An OBSCENE amount of time with my kids.
I help my kids with their schoolwork. I take my kids grocery shopping. My kids and I go to church together. We have meals together. They’re there when I watch TV. They’re there when I’m sorting the laundry. They’re there any time I’m watering the plants, and smuggling a snack, and going to the bathroom, and brushing my teeth, and blinking my eyes, and taking a breath.
Understand that I do not exaggerate: My kids and I are ALWAYS together.
(And, of course, as a result of this, I often find myself craving a little alone time, that me time everyone’s always talking about.)
So, when one of my boys broke down about a year and a half ago and announced through sobs that he “missed” me, I really didn’t get it. How on earth could my child possibly miss me when we’re scarcely ever apart?

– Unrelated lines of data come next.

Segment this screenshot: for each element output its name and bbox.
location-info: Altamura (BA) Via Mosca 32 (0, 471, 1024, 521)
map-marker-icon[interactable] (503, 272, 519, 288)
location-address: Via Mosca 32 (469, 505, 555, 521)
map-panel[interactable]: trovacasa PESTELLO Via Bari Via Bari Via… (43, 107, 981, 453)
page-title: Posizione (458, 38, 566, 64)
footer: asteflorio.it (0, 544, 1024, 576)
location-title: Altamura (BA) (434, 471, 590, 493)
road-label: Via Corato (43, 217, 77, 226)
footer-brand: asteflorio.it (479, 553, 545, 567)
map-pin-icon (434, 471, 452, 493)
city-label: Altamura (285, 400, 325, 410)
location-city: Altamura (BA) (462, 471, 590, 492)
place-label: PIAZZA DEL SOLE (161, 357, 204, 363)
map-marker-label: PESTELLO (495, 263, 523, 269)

“Buddy, we’re together all the time,” I quickly explained. “You’re lucky, actually. You should be thankful and appreciate the time we have together.”
I said this several times to my son as patiently as I could but he just didn’t seem to accept my response. I didn’t know how to say it any more clearly. I actually found myself getting frustrated and, by the end it all, defensive.
But then, finally, something clicked in my brain. Suddenly the hard truth of it all became perfectly clear . . .
Caught up in a continuous spiral of doing chores, and running errands, and getting this done, and getting that done, and checking this box, and checking that box—I had somehow neglected to take a step back and genuinely connect with my son.
I’d forgotten to take a few moments and ask about HIS day. I’d forgotten to tell him how proud I was of him. I’d forgotten to make time to do something special with just him. I’d forgotten to ask him what HE would like to do. I’d forgotten to set aside the laundry and the dishes and all I was trying to accomplish, and just look into the eyes of my child. Instead, unfortunately, I had already determined in my mind that I’d spent enough time with my kids, and it was about time to do something for ME.
Through no one’s fault in particular, I’d started taking that precious time together for granted.
Yes, my kids and I were together in the literal sense, but we were no longer connecting with each other personally.
You know, these days with my kids are crazy and busy, there’s no doubt about that.
And a little me time is certainly welcomed occasionally.
But what I’m learning is that it’s also imperative to step away from the chaos every once in a while, un-busy myself, and look my kids in the eyes and engage with them on a deeper level.
I think our kids crave that.
And I’m confident, too, that our relationship will only be strengthened in the sweetest way because of it.